Говоря о соотношении «легкой» лирики Батюшкова с его одическими опытами, иногда преувеличивают значение того отказа «петь любовь и радость», который провозглашен в послании «К Дашкову» под впечатлением наполеоновского нашествия. И до послания Батюшков стремился расширить диапазон «легкой поэзии», и до послания она не была единственный областью его работы, хотя и была основной. Достаточно напомнить переводы из «Освобожденного Иерусалима» Торквато Тассо. В одном из ранних стихотворений Батюшков писал о поэзии: «Язык сей у творца берет Протея виды». Этим протеизмом, богатством сменяющихся и резко отличных друг от друга тем и картин он восхищался в поэме Тассо – и, по-видимому, постоянно стремился приблизиться к его многообразию: «То скиптр в его руках или перун зажженный, / То розы юные, Киприде посвященны». Эти стихи воскрешают в памяти пушкинское «То Рим его зовет, то город Илион», и действительно, Пушкин говорит о том же: «Ты любишь гром небес, но также внемлешь ты / Жужжанью пчел над розой алой» – о «дивной легкости», с какой «прямой поэт» переходит из одного словесного строя в другой. Те же черты – у Державина в «Моих пенатах»: «Он громок, быстр и силен… И нежен, тих, умилен». «Перун» в руках Батюшкова после 1812–1813 гг. – реализация его внутренних и давних устремлений, может быть, в какой-то мере и компенсация оставленного перевода поэмы Тассо.
Батюшков много сделал для утверждения в русском культурном сознании культа поэта. В «Пенатах» – средствами «легкой поэзии»; в стихотворениях «Гезиод и Омир – соперники» и «Умирающий Тасс» он создал для этого культа высокий строй. То, что именно создал, ясно из сравнения с ранним (1808) «Посланием к Тассу», целиком опирающимся на поэтику XVIII века.
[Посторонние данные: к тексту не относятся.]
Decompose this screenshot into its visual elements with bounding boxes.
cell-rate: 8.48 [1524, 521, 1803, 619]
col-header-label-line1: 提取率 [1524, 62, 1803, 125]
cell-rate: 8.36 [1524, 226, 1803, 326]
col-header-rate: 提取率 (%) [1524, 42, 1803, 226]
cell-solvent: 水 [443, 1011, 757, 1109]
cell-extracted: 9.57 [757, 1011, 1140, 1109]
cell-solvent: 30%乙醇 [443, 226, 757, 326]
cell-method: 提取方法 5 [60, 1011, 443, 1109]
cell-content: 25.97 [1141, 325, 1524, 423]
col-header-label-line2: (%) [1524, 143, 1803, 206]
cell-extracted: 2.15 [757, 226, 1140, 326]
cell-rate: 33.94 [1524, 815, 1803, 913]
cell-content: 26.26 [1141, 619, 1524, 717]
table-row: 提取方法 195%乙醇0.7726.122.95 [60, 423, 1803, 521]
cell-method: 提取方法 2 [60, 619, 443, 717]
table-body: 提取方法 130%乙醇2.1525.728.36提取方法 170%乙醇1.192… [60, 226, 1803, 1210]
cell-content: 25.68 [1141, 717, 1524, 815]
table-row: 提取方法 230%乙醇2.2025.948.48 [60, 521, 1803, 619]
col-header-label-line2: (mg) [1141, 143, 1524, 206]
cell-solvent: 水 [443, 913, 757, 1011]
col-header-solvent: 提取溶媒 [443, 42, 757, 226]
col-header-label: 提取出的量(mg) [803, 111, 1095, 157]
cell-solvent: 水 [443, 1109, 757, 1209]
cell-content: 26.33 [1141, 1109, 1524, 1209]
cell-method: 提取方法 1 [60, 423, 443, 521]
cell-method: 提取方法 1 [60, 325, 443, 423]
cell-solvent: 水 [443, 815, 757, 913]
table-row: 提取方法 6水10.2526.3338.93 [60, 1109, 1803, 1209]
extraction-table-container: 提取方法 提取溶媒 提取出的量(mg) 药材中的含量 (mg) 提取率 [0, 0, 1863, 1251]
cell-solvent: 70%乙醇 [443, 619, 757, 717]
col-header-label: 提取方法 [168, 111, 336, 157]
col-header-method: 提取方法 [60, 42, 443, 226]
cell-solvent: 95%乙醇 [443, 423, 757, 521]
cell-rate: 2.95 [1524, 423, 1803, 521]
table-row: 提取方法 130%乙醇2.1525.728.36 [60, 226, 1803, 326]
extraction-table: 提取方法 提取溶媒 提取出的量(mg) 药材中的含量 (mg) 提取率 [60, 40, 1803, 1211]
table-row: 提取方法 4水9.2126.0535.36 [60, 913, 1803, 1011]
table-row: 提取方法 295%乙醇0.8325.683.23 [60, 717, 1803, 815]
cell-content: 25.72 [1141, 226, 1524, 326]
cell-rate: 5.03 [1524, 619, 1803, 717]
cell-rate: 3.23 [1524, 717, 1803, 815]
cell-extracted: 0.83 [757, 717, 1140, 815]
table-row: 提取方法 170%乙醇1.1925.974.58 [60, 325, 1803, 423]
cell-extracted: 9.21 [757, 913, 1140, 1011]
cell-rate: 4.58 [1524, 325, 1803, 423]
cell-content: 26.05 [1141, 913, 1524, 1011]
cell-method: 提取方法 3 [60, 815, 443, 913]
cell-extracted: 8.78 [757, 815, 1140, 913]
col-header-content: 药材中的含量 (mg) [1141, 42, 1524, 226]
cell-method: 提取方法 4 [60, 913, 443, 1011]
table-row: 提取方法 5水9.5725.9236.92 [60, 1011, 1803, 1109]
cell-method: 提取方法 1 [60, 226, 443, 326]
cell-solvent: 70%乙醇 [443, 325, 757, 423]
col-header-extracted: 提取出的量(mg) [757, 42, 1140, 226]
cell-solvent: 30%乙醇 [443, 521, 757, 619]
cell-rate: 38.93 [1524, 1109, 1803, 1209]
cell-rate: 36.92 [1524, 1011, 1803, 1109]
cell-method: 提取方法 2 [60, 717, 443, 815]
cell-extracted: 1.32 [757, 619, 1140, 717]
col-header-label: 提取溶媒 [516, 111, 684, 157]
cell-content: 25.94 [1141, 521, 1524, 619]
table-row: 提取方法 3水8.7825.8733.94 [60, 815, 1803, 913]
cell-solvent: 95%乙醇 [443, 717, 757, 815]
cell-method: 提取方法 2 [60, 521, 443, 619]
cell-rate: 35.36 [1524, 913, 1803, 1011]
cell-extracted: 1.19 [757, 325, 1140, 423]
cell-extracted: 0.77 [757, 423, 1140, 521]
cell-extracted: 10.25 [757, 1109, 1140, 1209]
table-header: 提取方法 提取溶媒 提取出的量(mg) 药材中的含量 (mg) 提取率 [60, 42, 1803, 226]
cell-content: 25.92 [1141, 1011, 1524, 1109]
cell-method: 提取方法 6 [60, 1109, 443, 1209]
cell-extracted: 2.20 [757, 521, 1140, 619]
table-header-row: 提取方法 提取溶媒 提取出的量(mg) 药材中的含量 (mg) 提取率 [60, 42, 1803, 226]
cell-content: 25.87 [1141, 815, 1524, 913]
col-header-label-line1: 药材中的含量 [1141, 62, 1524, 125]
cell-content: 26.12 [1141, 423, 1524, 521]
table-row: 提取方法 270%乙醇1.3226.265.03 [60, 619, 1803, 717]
При всем несходстве «Гезиода и Омира» и «Умирающего Тасса», в этих двух сочинений есть существенная общая черта: они построены как речь самих поэтов в обрамлении речи повествователя. В «античном» стихотворении виртуозно проведен диалог соперников. Сначала он развертывается монологическими, равного объема тирадами на две параллельные темы: Гезиод славит муз, Омир – Зевса. После двух тирад каждого из соперников эти тематические линии начинают сближаться. Гезиод поет об Олимпе, уже воспетом Омиром. В следующей паре тирад – дальнейшее сближение: продолжая свою партию, Гезиод одновременно уже отвечает оппоненту. Их общей темой оказывается – смерть. Наконец, в очередной тираде Омир прямо обращается к сопернику и отвечает ему. Здесь, в пункте пересечения двух партий, Омир говорит о своей близкой смерти. Это пересечение и мысль Омира, заостренная трагическим каламбуром, с силой педалированы тем, что тирада укорочена на один стих и замкнута смежной рифмой (тогда как в предыдущих такая рифма помещалась в середине строфы), а недостающая рифма укороченной тирады Омира находится в следующей фразе Гезиода. Размеренный ход состязания сломан. Диалог продолжен двумя тирадами неравного объема и сильно удлиненными по сравнению с предшествующими. Они сходны по составу: сначала восхищение искусством соперника, затем предсказание его трагического будущего.